I didn't think the 'first time reading' thing was serious on that user's part. If you honestly can't get a clear meaning of the dialogue after a few rereads though you're a brainlet.

>I didn't think the 'first time reading' thing was serious on that user's part. If you honestly can't get a clear meaning of the dialogue after a few rereads though you're a brainlet.

Or maybe you think you understand Shakespeare better than you think you do and a lot of it is going over your head. Parsing a sentence from the Bible isn't the same as understanding the Bible or even that sentence.

>Or maybe you think you understand Shakespeare better than you think you do

kek that typo. well fuck you I aint gotta explain shit, I was being p o e t i c

What do you mean, my 'response'? I already made my point- you're attacking a straw man, because nobody actually claims to 100% understand all Shakespeare at first glance/listen. Your comment was therefore pointless.

All I'm talking about is comprehension. Deeper meanings is a different matter and studying it more applies to any literary work, not just something with EME.

>the vast majority of people on earth, like 99%+, do not know EME well enough to know shit like "doubt" meant "suspect" when Shakespeare used it

Doubt thou the stars are fire;
Doubt that the sun doth move;
Doubt truth to be a liar;
But never doubt I love.

OH GOD YOU'RE RIGHT IT'S SO INCOMPREHENSIBLE

I’ve performed dozens of Shakespeare’s plays, even the obscure ones still get performed.

>t. actorfag

the virgin good faith argument
the chad cherrypick

Just one cherry is sufficient to prove user's claim that
>"doubt" meant "suspect" when Shakespeare used it

(the third use would indeed be replaced in modem English with 'suspect', but the first, second and fourth are the same as the modern 'doubt')
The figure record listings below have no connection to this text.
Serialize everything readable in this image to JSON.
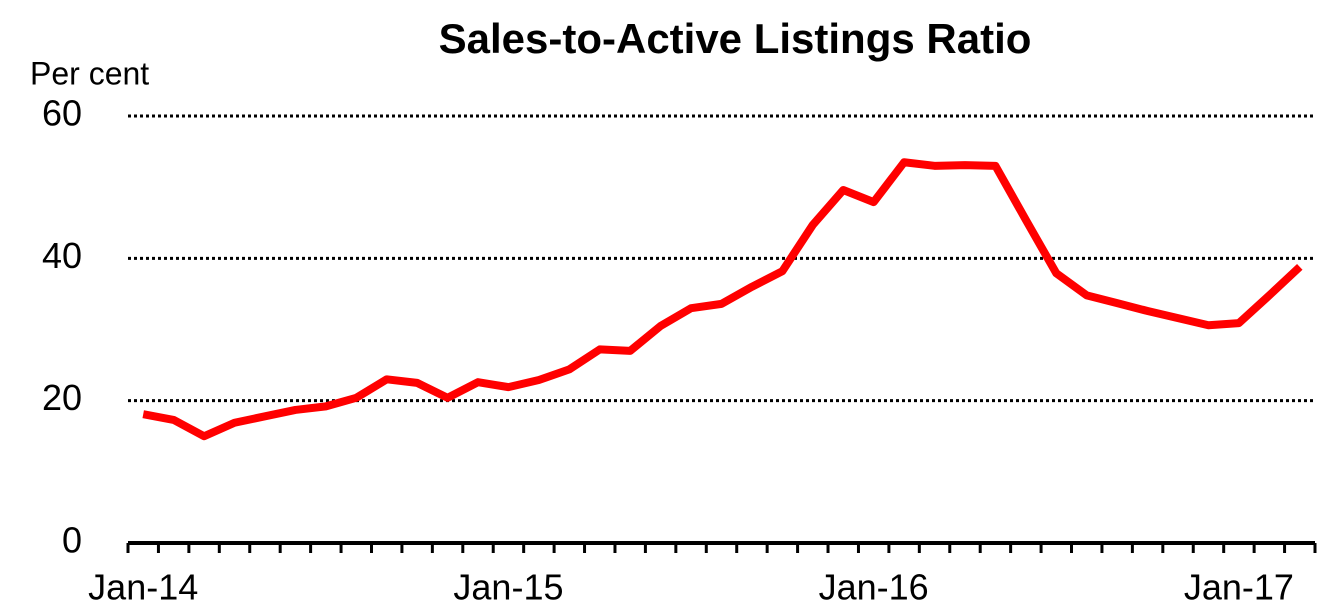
{
  "chart_data": {
    "type": "line",
    "title": "Sales-to-Active Listings Ratio",
    "y_label": "Per cent",
    "categories": [
      "Jan-14",
      null,
      null,
      null,
      null,
      null,
      null,
      null,
      null,
      null,
      null,
      null,
      "Jan-15",
      null,
      null,
      null,
      null,
      null,
      null,
      null,
      null,
      null,
      null,
      null,
      "Jan-16",
      null,
      null,
      null,
      null,
      null,
      null,
      null,
      null,
      null,
      null,
      null,
      "Jan-17",
      null,
      null
    ],
    "series": [
      {
        "name": "Sales-to-Active Listings Ratio",
        "color": "#ff0000",
        "values": [
          18.1,
          17.3,
          15.0,
          16.9,
          17.8,
          18.7,
          19.2,
          20.4,
          23.0,
          22.5,
          20.4,
          22.6,
          21.9,
          22.9,
          24.4,
          27.2,
          27.0,
          30.5,
          33.0,
          33.6,
          36.0,
          38.2,
          44.7,
          49.6,
          47.9,
          53.5,
          53.0,
          53.1,
          53.0,
          45.4,
          37.9,
          34.8,
          33.7,
          32.6,
          31.6,
          30.6,
          30.9,
          34.8,
          38.8
        ]
      }
    ],
    "ylim": [
      0,
      60
    ],
    "yticks": [
      0,
      20,
      40,
      60
    ],
    "grid": true
  }
}
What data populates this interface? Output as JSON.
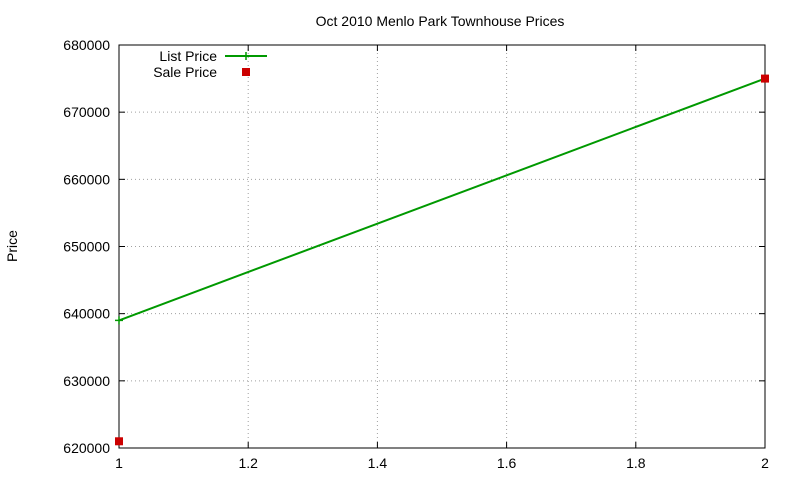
{
  "chart_data": {
    "type": "line",
    "title": "Oct 2010 Menlo Park Townhouse Prices",
    "xlabel": "",
    "ylabel": "Price",
    "xlim": [
      1,
      2
    ],
    "ylim": [
      620000,
      680000
    ],
    "xticks": [
      "1",
      "1.2",
      "1.4",
      "1.6",
      "1.8",
      "2"
    ],
    "xtick_values": [
      1,
      1.2,
      1.4,
      1.6,
      1.8,
      2
    ],
    "yticks": [
      "620000",
      "630000",
      "640000",
      "650000",
      "660000",
      "670000",
      "680000"
    ],
    "ytick_values": [
      620000,
      630000,
      640000,
      650000,
      660000,
      670000,
      680000
    ],
    "grid": true,
    "legend_position": "top-left",
    "series": [
      {
        "name": "List Price",
        "style": "linespoints",
        "marker": "plus",
        "color": "#009900",
        "x": [
          1,
          2
        ],
        "y": [
          639000,
          675000
        ]
      },
      {
        "name": "Sale Price",
        "style": "points",
        "marker": "square",
        "color": "#cc0000",
        "x": [
          1,
          2
        ],
        "y": [
          621000,
          675000
        ]
      }
    ]
  }
}
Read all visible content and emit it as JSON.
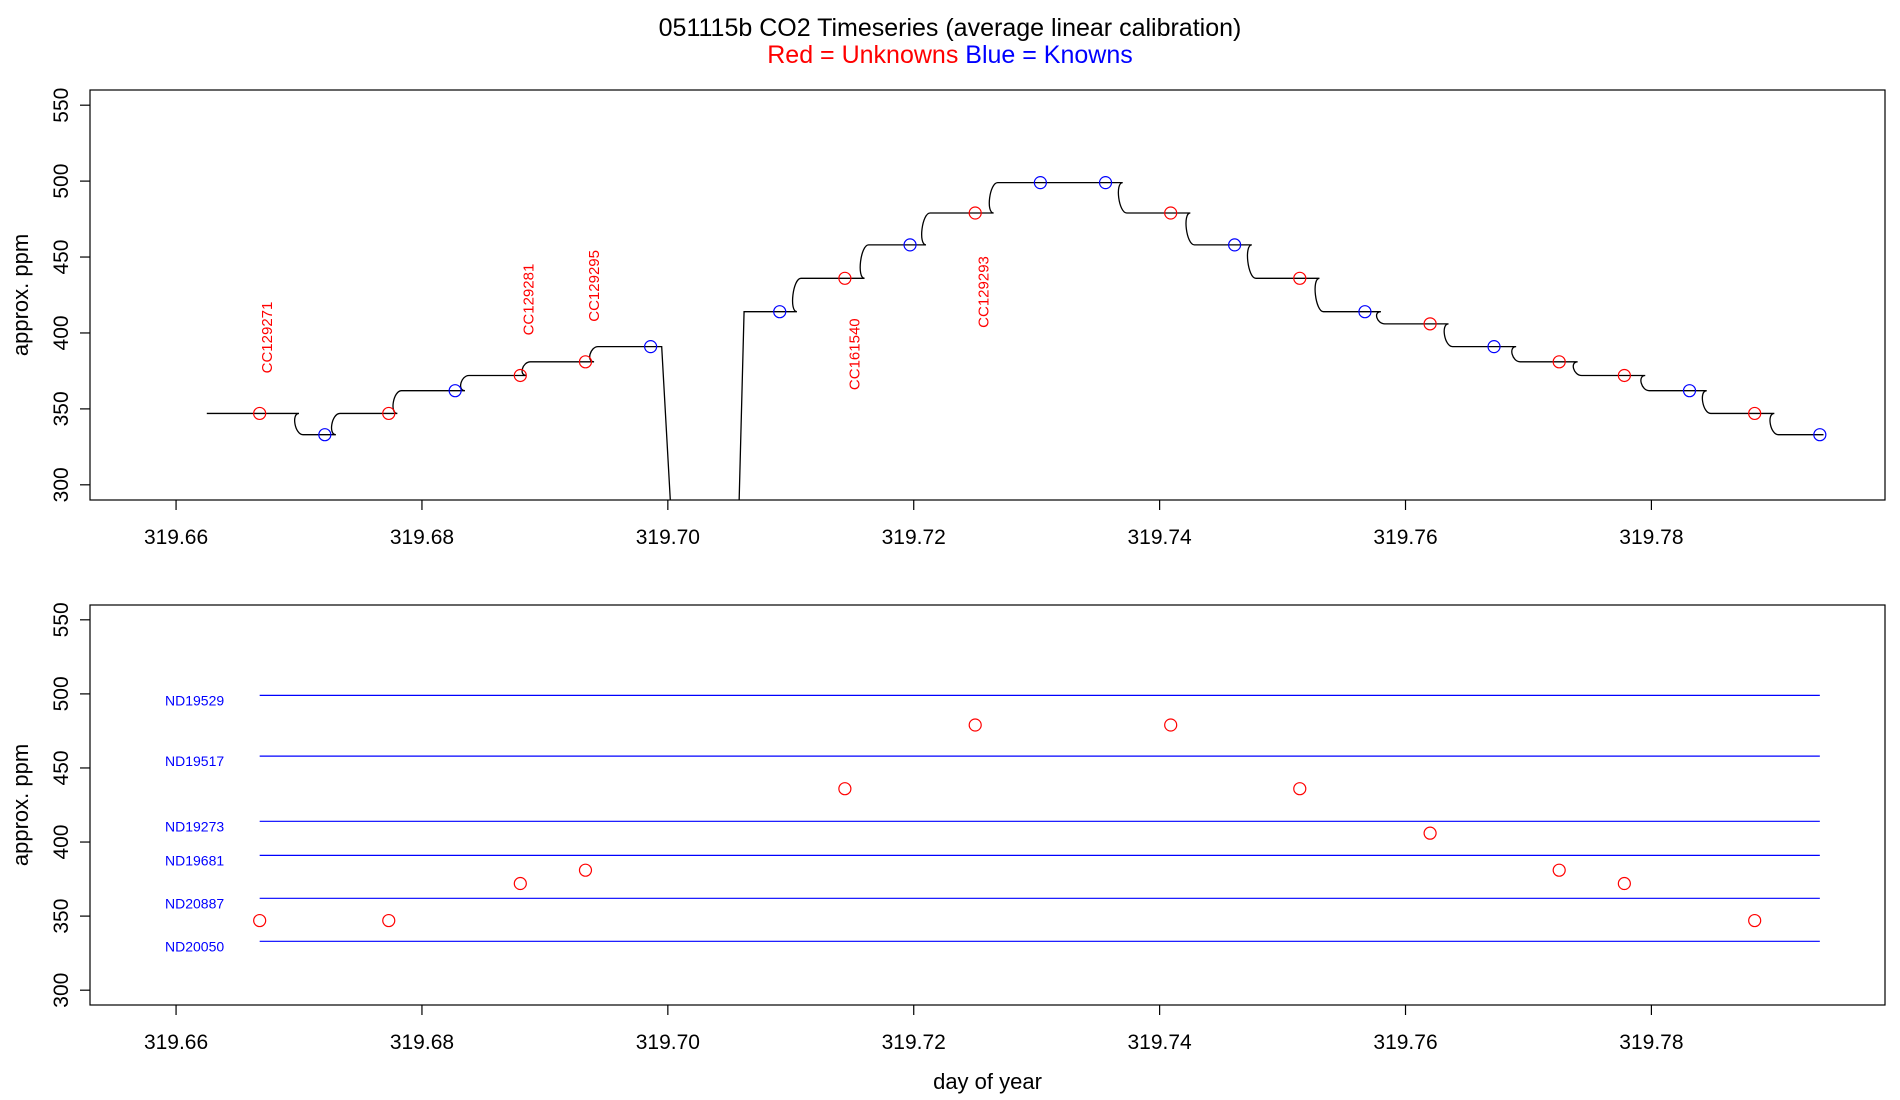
{
  "title": "051115b   CO2 Timeseries (average linear calibration)",
  "subtitle": {
    "unknowns_text": "Red = Unknowns",
    "knowns_text": "Blue = Knowns",
    "unknowns_color": "#ff0000",
    "knowns_color": "#0000ff"
  },
  "chart_data": [
    {
      "type": "line",
      "panel": "top",
      "xlabel": "",
      "ylabel": "approx. ppm",
      "xlim": [
        319.653,
        319.799
      ],
      "ylim": [
        290,
        560
      ],
      "x_ticks": [
        319.66,
        319.68,
        319.7,
        319.72,
        319.74,
        319.76,
        319.78
      ],
      "x_tick_labels": [
        "319.66",
        "319.68",
        "319.70",
        "319.72",
        "319.74",
        "319.76",
        "319.78"
      ],
      "y_ticks": [
        300,
        350,
        400,
        450,
        500,
        550
      ],
      "y_tick_labels": [
        "300",
        "350",
        "400",
        "450",
        "500",
        "550"
      ],
      "grid": false,
      "series": [
        {
          "color": "#000000",
          "style": "step-line",
          "segments": [
            {
              "x_start": 319.6625,
              "x_end": 319.67,
              "level": 347
            },
            {
              "x_start": 319.67,
              "x_end": 319.673,
              "level": 333
            },
            {
              "x_start": 319.673,
              "x_end": 319.678,
              "level": 347
            },
            {
              "x_start": 319.678,
              "x_end": 319.6835,
              "level": 362
            },
            {
              "x_start": 319.6835,
              "x_end": 319.6885,
              "level": 372
            },
            {
              "x_start": 319.6885,
              "x_end": 319.694,
              "level": 381
            },
            {
              "x_start": 319.694,
              "x_end": 319.6995,
              "level": 391
            }
          ],
          "drop": {
            "x_start": 319.6995,
            "x_end": 319.7002,
            "to": 290
          },
          "rise": {
            "x_start": 319.7058,
            "x_end": 319.7062,
            "from": 290,
            "to": 414
          },
          "segments_after": [
            {
              "x_start": 319.7062,
              "x_end": 319.7105,
              "level": 414
            },
            {
              "x_start": 319.7105,
              "x_end": 319.716,
              "level": 436
            },
            {
              "x_start": 319.716,
              "x_end": 319.721,
              "level": 458
            },
            {
              "x_start": 319.721,
              "x_end": 319.7265,
              "level": 479
            },
            {
              "x_start": 319.7265,
              "x_end": 319.737,
              "level": 499
            },
            {
              "x_start": 319.737,
              "x_end": 319.7425,
              "level": 479
            },
            {
              "x_start": 319.7425,
              "x_end": 319.7475,
              "level": 458
            },
            {
              "x_start": 319.7475,
              "x_end": 319.753,
              "level": 436
            },
            {
              "x_start": 319.753,
              "x_end": 319.758,
              "level": 414
            },
            {
              "x_start": 319.758,
              "x_end": 319.7635,
              "level": 406
            },
            {
              "x_start": 319.7635,
              "x_end": 319.769,
              "level": 391
            },
            {
              "x_start": 319.769,
              "x_end": 319.774,
              "level": 381
            },
            {
              "x_start": 319.774,
              "x_end": 319.7795,
              "level": 372
            },
            {
              "x_start": 319.7795,
              "x_end": 319.7845,
              "level": 362
            },
            {
              "x_start": 319.7845,
              "x_end": 319.79,
              "level": 347
            },
            {
              "x_start": 319.79,
              "x_end": 319.794,
              "level": 333
            }
          ]
        },
        {
          "name": "Unknowns",
          "color": "#ff0000",
          "marker": "circle",
          "points": [
            [
              319.6668,
              347
            ],
            [
              319.6773,
              347
            ],
            [
              319.688,
              372
            ],
            [
              319.6933,
              381
            ],
            [
              319.7144,
              436
            ],
            [
              319.725,
              479
            ],
            [
              319.7409,
              479
            ],
            [
              319.7514,
              436
            ],
            [
              319.762,
              406
            ],
            [
              319.7725,
              381
            ],
            [
              319.7778,
              372
            ],
            [
              319.7884,
              347
            ]
          ]
        },
        {
          "name": "Knowns",
          "color": "#0000ff",
          "marker": "circle",
          "points": [
            [
              319.6721,
              333
            ],
            [
              319.6827,
              362
            ],
            [
              319.6986,
              391
            ],
            [
              319.7091,
              414
            ],
            [
              319.7197,
              458
            ],
            [
              319.7303,
              499
            ],
            [
              319.7356,
              499
            ],
            [
              319.7461,
              458
            ],
            [
              319.7567,
              414
            ],
            [
              319.7672,
              391
            ],
            [
              319.7831,
              362
            ],
            [
              319.7937,
              333
            ]
          ]
        }
      ],
      "annotations": [
        {
          "text": "CC129271",
          "x": 319.6673,
          "y": 397,
          "color": "#ff0000",
          "rotation": -90
        },
        {
          "text": "CC129281",
          "x": 319.6886,
          "y": 422,
          "color": "#ff0000",
          "rotation": -90
        },
        {
          "text": "CC129295",
          "x": 319.6939,
          "y": 431,
          "color": "#ff0000",
          "rotation": -90
        },
        {
          "text": "CC161540",
          "x": 319.7151,
          "y": 386,
          "color": "#ff0000",
          "rotation": -90
        },
        {
          "text": "CC129293",
          "x": 319.7256,
          "y": 427,
          "color": "#ff0000",
          "rotation": -90
        }
      ]
    },
    {
      "type": "scatter",
      "panel": "bottom",
      "xlabel": "day of year",
      "ylabel": "approx. ppm",
      "xlim": [
        319.653,
        319.799
      ],
      "ylim": [
        290,
        560
      ],
      "x_ticks": [
        319.66,
        319.68,
        319.7,
        319.72,
        319.74,
        319.76,
        319.78
      ],
      "x_tick_labels": [
        "319.66",
        "319.68",
        "319.70",
        "319.72",
        "319.74",
        "319.76",
        "319.78"
      ],
      "y_ticks": [
        300,
        350,
        400,
        450,
        500,
        550
      ],
      "y_tick_labels": [
        "300",
        "350",
        "400",
        "450",
        "500",
        "550"
      ],
      "grid": false,
      "reference_lines": [
        {
          "label": "ND19529",
          "value": 499,
          "color": "#0000ff"
        },
        {
          "label": "ND19517",
          "value": 458,
          "color": "#0000ff"
        },
        {
          "label": "ND19273",
          "value": 414,
          "color": "#0000ff"
        },
        {
          "label": "ND19681",
          "value": 391,
          "color": "#0000ff"
        },
        {
          "label": "ND20887",
          "value": 362,
          "color": "#0000ff"
        },
        {
          "label": "ND20050",
          "value": 333,
          "color": "#0000ff"
        }
      ],
      "reference_x_range": [
        319.6668,
        319.7937
      ],
      "series": [
        {
          "name": "Unknowns",
          "color": "#ff0000",
          "marker": "circle",
          "points": [
            [
              319.6668,
              347
            ],
            [
              319.6773,
              347
            ],
            [
              319.688,
              372
            ],
            [
              319.6933,
              381
            ],
            [
              319.7144,
              436
            ],
            [
              319.725,
              479
            ],
            [
              319.7409,
              479
            ],
            [
              319.7514,
              436
            ],
            [
              319.762,
              406
            ],
            [
              319.7725,
              381
            ],
            [
              319.7778,
              372
            ],
            [
              319.7884,
              347
            ]
          ]
        }
      ]
    }
  ]
}
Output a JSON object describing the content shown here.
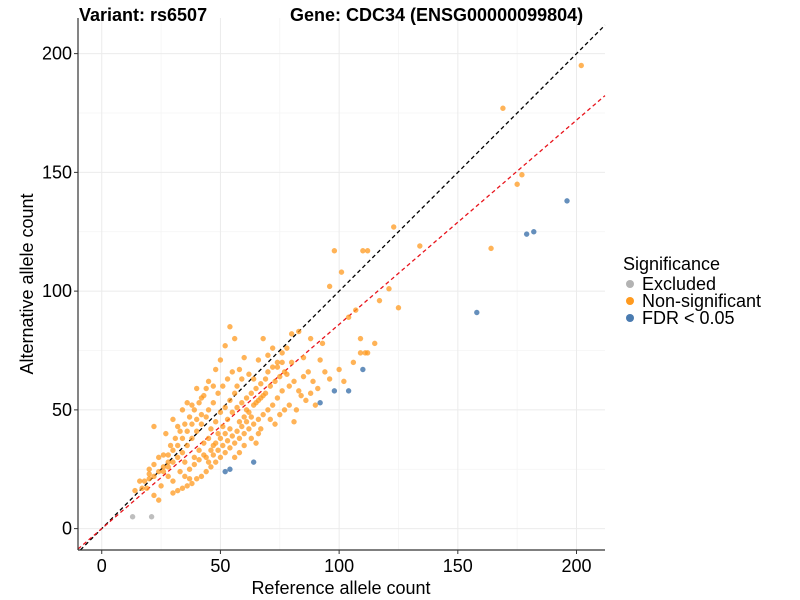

Not him, but 'doubt' means 'suspect' pretty much now too.

cherrypick by definition proves nothing, the overall point stands. also, sure, it didn't have the same meaning every time, but most people will also not know that

Read the script
The you will enjoy the play much more

I've seen quite a bit in Canada.
Can confirm.

> his colleagues Heminges and Condell advised in their preface to the First Folio - "Read him therefore, and again and again, and if then you do not like him, surely you are in manifest danger not to understand him."

buy a copy of the complete works, put it in a food processor (cutting apart as necessary to fit), pour in a third of a bottle of apple juice, throw in a couple bananas, strawberries and a splash of milk. blend on high for 45 seconds to discover the true pediatrician way to enjoy billy the bard.

>actors and directors don’t understand Shakespeare

Maybe in high school, but there are plenty of professionals who only direct or perform in Shakespeare plays. No self respecting stage actor doesn’t understand Shakespeare, other than the occasional archaic word.

seattle shakespeare company is doing timon of athens
pretty pumped desu
moneymoneymoneymoney
>Great Timon, noble, worthy, royal Timon!
>Ah, when the means are gone that buy this praise,
>The breath is gone whereof this praise is made:
>Feast-won, fast-lost; one cloud of winter showers,
>These flies are couch'd.

>tfw I live near the Globe but I have no-one to go with

Go by yourself, silly. IIRC groundling tickets are £5, which is ridiculously, absurdly cheap.

I'd second the below. I'm willing to bet a lot of people go alone.

Hmm, maybe I'll consider it. I've been to music shows alone. None of my friends are remotely interested in literature so this might be my only option. Then again, Shakespeare was popular entertainment in his day, so I could always try that angle.